そして男はつらいよ17作「寅次郎夕焼け小焼け(1976年)の舞台になった町である。太地喜和子が16年後に事故死したこともあり、45作のなかでこの映画が最高作だという人も多い。たしかに芸者ぼたんのような派出でかわいい役柄は、浅岡ルリ子のリリー同様、寅さん映画に合う。ただしわたくしの好みは「子守唄」の十朱幸代の看護婦だ。太地だけでなく宇野重吉と岡田嘉子、そして宇野の長男・寺尾聰も出演している。30年もたつと渥美も宇野も岡田も、おいちゃん、おばちゃん、御前様もみんな亡くなってしまった。宇野は日本画の巨匠・池ノ内青観役、まるで横山大観のような役柄である。岡田は幼なじみで、いまも龍野に住む初恋の女性・志乃の役。青観は上野の居酒屋で偶然寅に出会い、助けられる。青観は龍野市役所から絵を依頼され龍野を訪問する。そしてばったり寅と再会する。なおこの作品ではタコ社長が大活躍する。全作のなかでも娘役の明美(美保純)が出るもの以外では最長の出演時間である。

本竜野の駅から徒歩20分、うすくち龍野醤油資料館に行った。
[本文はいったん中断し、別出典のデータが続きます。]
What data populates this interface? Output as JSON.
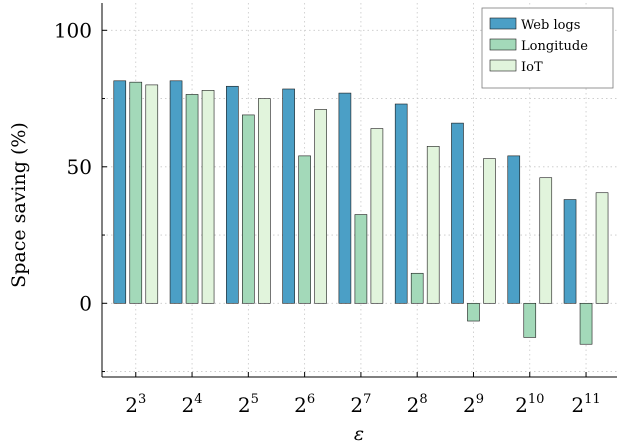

もとはヒガシマル醤油の本社でレンガ造りの建物からして風格がある。登録有形文化財の指定を受けている。播州平野の小麦、山間部の大麦、赤穂の塩、そして揖保川の水を使ってつくる。薄口は絞る前に甘酒を加えるそうだ。
大正昭和の食通・北大路魯山人は「濃口しょうゆはできるだけ使わず薄口しょうゆを使え」と述べたそうだ。
そして300mほど西南にある「梅玉」でそうめんを食べた。ここは脇坂藩筆頭家老屋敷跡の創業100年の老舗旅館の付属施設である。とても暑い日だったのでのどごしのよい揖保そうめんがうまかった。

男はつらいよ 寅次郎夕焼け小焼けの宴会シーンはこの旅館で撮影された。寅さんやぼたんだけでなく観光課長役の桜井センリもどんちゃん騒ぎをしていた。
店の壁には、太地、寺尾、山田監督、渥美、岡田のサイン、ポスター、スナップ写真11点が掲示されていた。

その後、小学校の近くにある武家屋敷資料館に回った。この家は天保期(1830年代)の建物を復元修復したもので、
帰りは旭橋を渡った。映画では龍野橋の上流方向に見える赤い鉄の橋だ。とても幅が狭く、段差があるため歩行者と自転車しか通れない。

路地や洗濯に使った川はよくわからなかったが、揖保川の清流はいまなおきれいだった。30年も前なら側溝のような小さな川でもごく普通に洗濯できたのではないかと思わせる落ち着いた町だった。
銘菓として、しょうゆ饅頭やしょうゆ羊羹というものがあるそうだ。
11月にはオータムフェスティバルin 龍野というイベントが開かれる。